Article

Catholic Student Center

May 1961
Article
Catholic Student Center
May 1961

CONSTRUCTION will begin this month on a new Roman Catholic Student Center at Dartmouth College. The three-unit center, to cost about $460,000, will include a chapel seating 250, a chaplain's residence and social center, and a connecting building housing a 133-seat lecture hall and library, where study facilities will be available.

The Center will be built on Webster Avenue at the west end of Fraternity Row on a 2½ -acre site. The site was acquired from the College in exchange for the present Aquinas House property on Choate Road, a remodeled residence which is no longer adequate for the student activities conducted there.

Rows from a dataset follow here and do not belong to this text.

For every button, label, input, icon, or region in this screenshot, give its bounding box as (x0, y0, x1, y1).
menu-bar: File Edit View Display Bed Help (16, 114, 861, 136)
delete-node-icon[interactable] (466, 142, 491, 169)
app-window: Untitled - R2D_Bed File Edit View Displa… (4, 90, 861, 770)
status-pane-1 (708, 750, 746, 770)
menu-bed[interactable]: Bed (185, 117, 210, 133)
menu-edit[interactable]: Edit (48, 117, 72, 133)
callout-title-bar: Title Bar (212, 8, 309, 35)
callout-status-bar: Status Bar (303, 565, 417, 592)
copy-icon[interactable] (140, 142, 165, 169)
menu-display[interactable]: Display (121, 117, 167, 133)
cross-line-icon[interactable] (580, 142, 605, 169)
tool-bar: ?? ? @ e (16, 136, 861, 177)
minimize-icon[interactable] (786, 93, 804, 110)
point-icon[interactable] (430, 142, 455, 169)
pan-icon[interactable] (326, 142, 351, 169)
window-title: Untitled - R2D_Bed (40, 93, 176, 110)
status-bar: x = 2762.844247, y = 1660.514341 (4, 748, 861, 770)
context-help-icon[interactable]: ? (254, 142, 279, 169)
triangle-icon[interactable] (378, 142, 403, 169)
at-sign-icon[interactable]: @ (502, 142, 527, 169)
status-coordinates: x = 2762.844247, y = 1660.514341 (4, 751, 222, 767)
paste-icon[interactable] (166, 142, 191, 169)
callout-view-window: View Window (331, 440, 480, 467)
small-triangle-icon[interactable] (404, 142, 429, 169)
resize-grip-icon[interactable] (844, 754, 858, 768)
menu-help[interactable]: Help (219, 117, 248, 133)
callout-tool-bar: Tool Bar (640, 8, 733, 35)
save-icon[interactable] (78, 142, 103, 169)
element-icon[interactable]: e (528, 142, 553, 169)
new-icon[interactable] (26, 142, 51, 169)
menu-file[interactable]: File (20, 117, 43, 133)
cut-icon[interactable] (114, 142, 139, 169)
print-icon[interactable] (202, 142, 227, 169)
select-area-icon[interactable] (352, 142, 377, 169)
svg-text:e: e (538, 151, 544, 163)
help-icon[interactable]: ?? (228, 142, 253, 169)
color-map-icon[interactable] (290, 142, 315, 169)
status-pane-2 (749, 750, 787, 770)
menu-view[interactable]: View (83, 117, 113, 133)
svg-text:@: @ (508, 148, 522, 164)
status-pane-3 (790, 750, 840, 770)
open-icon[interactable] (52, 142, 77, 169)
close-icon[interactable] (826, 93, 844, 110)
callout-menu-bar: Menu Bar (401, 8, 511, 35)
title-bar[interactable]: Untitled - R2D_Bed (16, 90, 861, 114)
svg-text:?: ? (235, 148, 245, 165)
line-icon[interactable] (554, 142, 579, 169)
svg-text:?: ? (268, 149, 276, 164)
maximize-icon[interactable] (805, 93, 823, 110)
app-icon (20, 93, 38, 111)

A campaign to raise $550,000 for construction and other costs of the new Aquinas House has been in progress since January and has reached two-thirds of its goal. The Rev. Father William Nolan, Aquinas House chaplain, explains that although Dartmouth officials and the Hanover parish have cooperated in its student program, the center will continue to be completely independent of both financially. It is under the supervision of the Bishop of Manchester, but its support comes entirely from individual parents, alumni and friends.

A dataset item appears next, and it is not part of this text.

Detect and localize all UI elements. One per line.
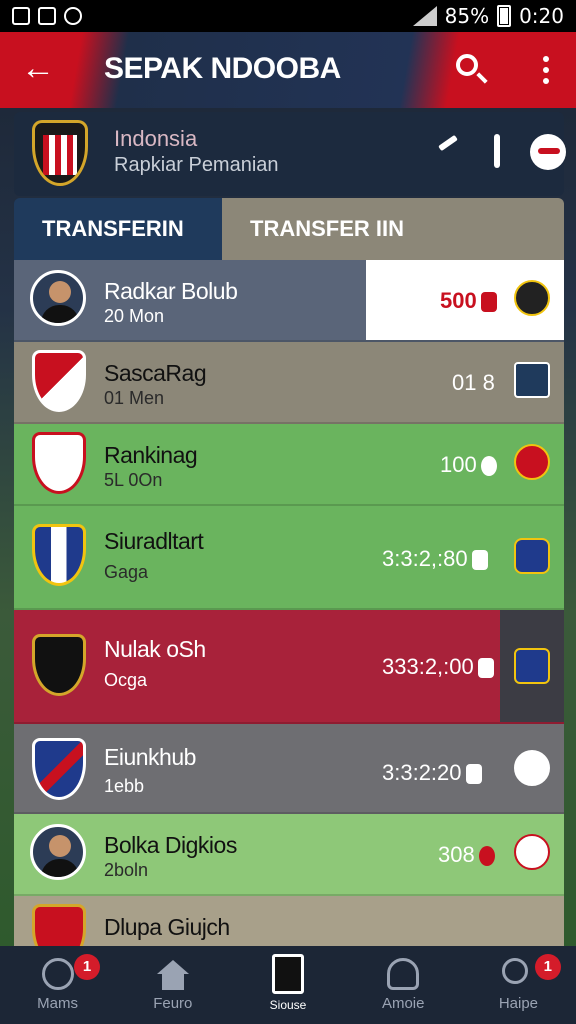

Richard Cardinal Cushing spoke to several hundred students and some alumni at a communion breakfast in Hanover on April 9. He described Dartmouth's Catholic student center as the first of its kind in New England and said it would have "a tremendous effect for good."

The first Aquinas House was established in 1953 to provide religious and social facilities for some 400 Catholic students at Dartmouth. Father Nolan has announced that the lecture hall and social facilities of the new center will be available for use by other religious and campus organizations.